The Open Market Committee concluded its policy meeting for June by raising the federal funds rate to 2 percent, as had been widely anticipated. At the news conference that followed, Powell gave a smart, jargon-free presentation of the issues of concern to him and other policy makers. He said the Fed would be raising interest rates a little faster than expected, but added that no one should interpret the tweak as a sign the central bank's strategy had changed.
He then explained the bank’s approach to its task of managing inflation. "Raising rates too slowly might raise the risk that monetary policy would need to tighten abruptly down the road in response to an unexpectedly sharp increase in inflation," he said. In that case, the Fed would be forced to raise rates suddenly. "Conversely, if we raise interest rates too rapidly," he added, "the economy could weaken and inflation could continue to run persistently below our objective."
Most importantly, Powell indicated that he wanted to conduct a public conversation about monetary policy. Until now, Fed chiefs have been less available or transparent. Former Chairman Alan Greenspan was dubbed “the Maestro” for his legendary ability to steer the economy with little input from others.
At meetings, Greenspan spoke first and other policy makers were under heavy pressure to agree with him. He barely communicated with the public at all. “If I seem unduly clear to you, you must have misunderstood what I said,” he told reporters in 1987.
His successor, Ben Bernanke, attempted to turn the Fed’s board meetings into consensus-building exercises and sought to relay the evolving discussions to the public. He also initiated the quarterly news conferences.

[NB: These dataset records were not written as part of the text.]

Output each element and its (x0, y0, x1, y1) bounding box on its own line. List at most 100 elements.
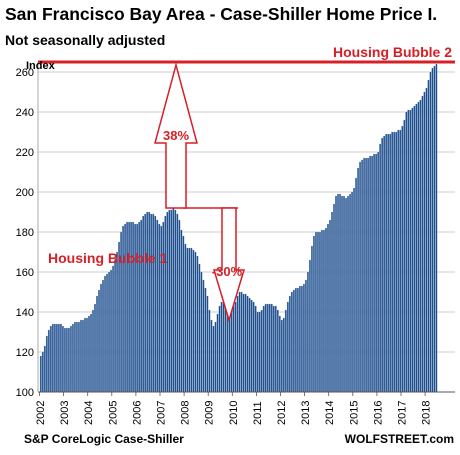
bar (240, 291, 243, 393)
bar (280, 319, 283, 393)
bar (78, 321, 80, 393)
bar (182, 235, 185, 393)
bar (369, 155, 372, 393)
bar (395, 131, 398, 393)
bar (130, 221, 133, 393)
bar (242, 293, 245, 393)
x-tick-label: 2013 (300, 401, 312, 425)
x-tick-label: 2004 (83, 401, 95, 425)
bar (367, 157, 370, 393)
bar (304, 279, 307, 393)
y-tick-label: 220 (16, 147, 34, 159)
bar (405, 111, 408, 393)
bar (411, 107, 414, 393)
bar (397, 129, 400, 393)
bar (108, 271, 110, 393)
bar (206, 295, 209, 393)
bar (114, 259, 116, 393)
bar (67, 327, 70, 393)
bar (391, 131, 394, 393)
bar (208, 309, 211, 393)
bar (403, 119, 406, 393)
bar (63, 327, 66, 393)
bar (385, 133, 388, 393)
y-axis-label: Index (26, 60, 56, 72)
bar (389, 133, 392, 393)
bar (250, 299, 253, 393)
x-tick-label: 2010 (228, 401, 240, 425)
bar (377, 151, 380, 393)
rise-label: 38% (163, 128, 189, 143)
bar (260, 309, 263, 393)
x-tick-label: 2007 (156, 401, 168, 425)
bar (339, 193, 341, 393)
bar (116, 251, 119, 393)
bar (427, 79, 430, 393)
y-tick-label: 200 (16, 187, 34, 199)
bar (333, 203, 335, 393)
bar (284, 309, 287, 393)
bar (238, 291, 241, 393)
bar (341, 195, 343, 393)
up-arrow (154, 62, 198, 209)
bar (100, 283, 102, 393)
bar (82, 319, 84, 393)
bar (363, 157, 366, 393)
bar (355, 177, 357, 393)
bar (246, 295, 249, 393)
bar (218, 305, 221, 393)
x-tick-label: 2018 (421, 401, 433, 425)
bar (214, 321, 217, 393)
bar (194, 251, 197, 393)
bar (383, 135, 386, 393)
x-tick-label: 2005 (107, 401, 119, 425)
bar (248, 297, 251, 393)
bar (252, 301, 255, 393)
bar (212, 325, 215, 393)
bar (192, 249, 195, 393)
x-tick-label: 2017 (397, 401, 409, 425)
bar (409, 109, 412, 393)
bar (419, 99, 422, 393)
bar (347, 195, 349, 393)
x-tick-label: 2011 (252, 401, 264, 425)
bar (359, 161, 362, 393)
bar (361, 159, 364, 393)
bar (47, 329, 50, 393)
y-tick-label: 140 (16, 307, 34, 319)
bar (196, 255, 199, 393)
bar (94, 303, 96, 393)
bar (264, 303, 267, 393)
bar (335, 195, 337, 393)
bar (110, 269, 112, 393)
bar (39, 355, 42, 393)
bar (313, 235, 315, 393)
bar (256, 311, 259, 393)
bar (216, 313, 219, 393)
bar (331, 211, 333, 393)
bar (152, 213, 155, 393)
bar (57, 323, 60, 393)
y-tick-label: 100 (16, 387, 34, 399)
bar (204, 287, 207, 393)
bar (170, 209, 173, 393)
x-tick-label: 2009 (204, 401, 216, 425)
bar (178, 219, 181, 393)
bar (381, 137, 384, 393)
bar (423, 91, 426, 393)
bar (311, 245, 313, 393)
bar (244, 293, 247, 393)
bar (190, 247, 193, 393)
bar (272, 305, 275, 393)
bar (393, 131, 396, 393)
bar (315, 231, 317, 393)
bar (166, 211, 169, 393)
bar-series (39, 63, 438, 393)
bar (421, 95, 424, 393)
bar (417, 101, 420, 393)
bar (174, 209, 177, 393)
bar (399, 129, 402, 393)
bar (172, 207, 175, 393)
bar (317, 231, 319, 393)
axes: 100 120 140 160 180 200 220 240 260 2002 2003 2004 2… (16, 62, 455, 425)
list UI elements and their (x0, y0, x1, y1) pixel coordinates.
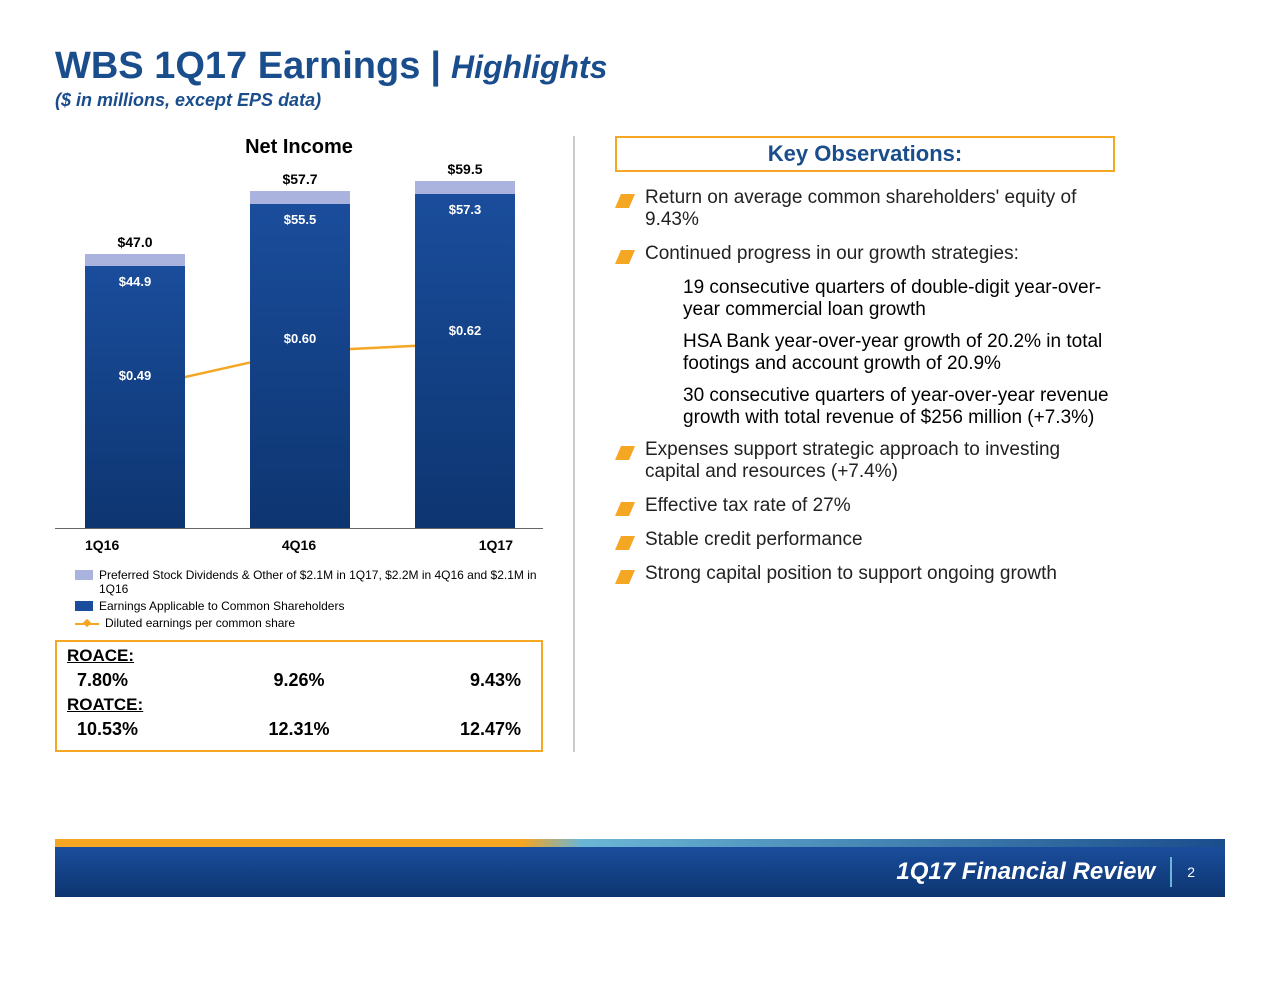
bar-total-label: $47.0 (85, 234, 185, 250)
footer-stripe (55, 839, 1225, 847)
legend-row: Diluted earnings per common share (75, 616, 543, 630)
eps-label: $0.49 (85, 368, 185, 383)
metrics-value: 9.43% (470, 670, 521, 691)
parallelogram-bullet-icon (615, 444, 635, 458)
legend-row: Earnings Applicable to Common Shareholde… (75, 599, 543, 613)
metrics-value: 12.31% (268, 719, 329, 740)
chart-legend: Preferred Stock Dividends & Other of $2.… (55, 568, 543, 630)
footer: 1Q17 Financial Review 2 (55, 839, 1225, 909)
bar-total-label: $57.7 (250, 171, 350, 187)
observation-item: Strong capital position to support ongoi… (615, 563, 1115, 585)
subtitle: ($ in millions, except EPS data) (55, 90, 1225, 111)
observation-item: Effective tax rate of 27% (615, 495, 1115, 517)
legend-swatch (75, 570, 93, 580)
observation-sub-item: HSA Bank year-over-year growth of 20.2% … (683, 331, 1115, 375)
bullet-icon (615, 194, 635, 208)
observations-list: Return on average common shareholders' e… (615, 187, 1115, 585)
metrics-label: ROACE: (67, 646, 531, 666)
left-column: Net Income $47.0 $44.9 $0.49 $57.7 $55.5 $0.6… (55, 136, 575, 752)
observation-sub-item: 19 consecutive quarters of double-digit … (683, 277, 1115, 321)
title-main: WBS 1Q17 Earnings (55, 45, 420, 88)
bar-main-label: $57.3 (415, 194, 515, 217)
bullet-icon (615, 446, 635, 460)
eps-label: $0.62 (415, 323, 515, 338)
observation-sub-item: 30 consecutive quarters of year-over-yea… (683, 385, 1115, 429)
bullet-icon (615, 570, 635, 584)
bar-group: $57.7$55.5$0.60 (250, 191, 350, 528)
bar-total-label: $59.5 (415, 161, 515, 177)
metrics-value: 10.53% (77, 719, 138, 740)
observation-text: Continued progress in our growth strateg… (645, 243, 1019, 265)
bar-top-segment (85, 254, 185, 266)
title-row: WBS 1Q17 Earnings | Highlights (55, 45, 1225, 88)
metrics-value: 7.80% (77, 670, 128, 691)
title-sub: Highlights (451, 49, 607, 86)
legend-row: Preferred Stock Dividends & Other of $2.… (75, 568, 543, 596)
content: Net Income $47.0 $44.9 $0.49 $57.7 $55.5 $0.6… (55, 136, 1225, 752)
observation-text: Stable credit performance (645, 529, 863, 551)
bar-group: $47.0$44.9$0.49 (85, 254, 185, 528)
metrics-row: 7.80% 9.26% 9.43% (67, 666, 531, 695)
legend-text: Diluted earnings per common share (105, 616, 295, 630)
observation-text: Effective tax rate of 27% (645, 495, 851, 517)
bar-top-segment (250, 191, 350, 204)
bar-main-segment: $44.9 (85, 266, 185, 528)
bar-main-segment: $57.3 (415, 194, 515, 528)
key-observations-header: Key Observations: (615, 136, 1115, 172)
footer-bar: 1Q17 Financial Review 2 (55, 847, 1225, 897)
footer-text: 1Q17 Financial Review (896, 858, 1155, 886)
parallelogram-bullet-icon (615, 534, 635, 548)
x-axis-label: 1Q16 (85, 537, 119, 553)
bar-top-segment (415, 181, 515, 194)
observation-item: Return on average common shareholders' e… (615, 187, 1115, 231)
bar-main-segment: $55.5 (250, 204, 350, 528)
metrics-row: 10.53% 12.31% 12.47% (67, 715, 531, 744)
metrics-box: ROACE: 7.80% 9.26% 9.43% ROATCE: 10.53% 12.31%… (55, 640, 543, 752)
parallelogram-bullet-icon (615, 568, 635, 582)
slide: WBS 1Q17 Earnings | Highlights ($ in mil… (55, 45, 1225, 895)
legend-text: Preferred Stock Dividends & Other of $2.… (99, 568, 543, 596)
bar-group: $59.5$57.3$0.62 (415, 181, 515, 528)
observation-item: Continued progress in our growth strateg… (615, 243, 1115, 265)
legend-text: Earnings Applicable to Common Shareholde… (99, 599, 344, 613)
observation-item: Expenses support strategic approach to i… (615, 439, 1115, 483)
title-pipe: | (430, 45, 441, 88)
bullet-icon (615, 250, 635, 264)
x-axis-label: 1Q17 (479, 537, 513, 553)
legend-swatch (75, 601, 93, 611)
metrics-label: ROATCE: (67, 695, 531, 715)
bar-main-label: $44.9 (85, 266, 185, 289)
observation-text: Expenses support strategic approach to i… (645, 439, 1115, 483)
legend-line-icon (75, 619, 99, 629)
bar-main-label: $55.5 (250, 204, 350, 227)
metrics-value: 9.26% (273, 670, 324, 691)
observation-text: Strong capital position to support ongoi… (645, 563, 1057, 585)
bullet-icon (615, 536, 635, 550)
bullet-icon (615, 502, 635, 516)
observation-item: Stable credit performance (615, 529, 1115, 551)
parallelogram-bullet-icon (615, 500, 635, 514)
eps-label: $0.60 (250, 331, 350, 346)
parallelogram-bullet-icon (615, 192, 635, 206)
footer-divider (1170, 857, 1172, 887)
metrics-value: 12.47% (460, 719, 521, 740)
parallelogram-bullet-icon (615, 248, 635, 262)
right-column: Key Observations: Return on average comm… (575, 136, 1115, 752)
observation-text: Return on average common shareholders' e… (645, 187, 1115, 231)
x-axis-labels: 1Q16 4Q16 1Q17 (55, 529, 543, 553)
footer-page-number: 2 (1187, 864, 1195, 880)
x-axis-label: 4Q16 (282, 537, 316, 553)
chart-title: Net Income (55, 136, 543, 159)
chart-area: $47.0$44.9$0.49$57.7$55.5$0.60$59.5$57.3… (55, 169, 543, 529)
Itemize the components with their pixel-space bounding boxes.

Janet Yellen, who followed Bernanke, took approachability a step further, with question-and-answer sessions that often resembled the graduate seminars she once led as a professor of economics at the University of California at Berkeley.
Powell seems to be taking a distinctly different approach. His speeches are peppered with terms that are more commonly used by monetary policy bloggers and columnists than central bankers. Recently, these commentators have debated whether low labor force participation meant that the unemployment rate was sending false signals about the tightness of the labor market. That topic featured prominently in Powell’s discussion of the current conditions. And the minutes from a meeting in 2012, when he was a board member, showed that he had referred to commentary in FT Alphaville, a popular blog.
All of this suggests that Powell, the first non-economist to lead the Fed in almost 40 years, is relying on both the popular press and academic literature to get a beat on the economy and to determine how best to steer the ship.
This approach is at once humble and insightful. Academics who have spent their careers delving into the finer points of monetary policy understand nuances that laypeople often miss. But journalists can make valuable contributions, too: In 2007, the press raised the alarm about the potential for a huge financial crisis, long before the professors and Fed staff had picked up on the threat.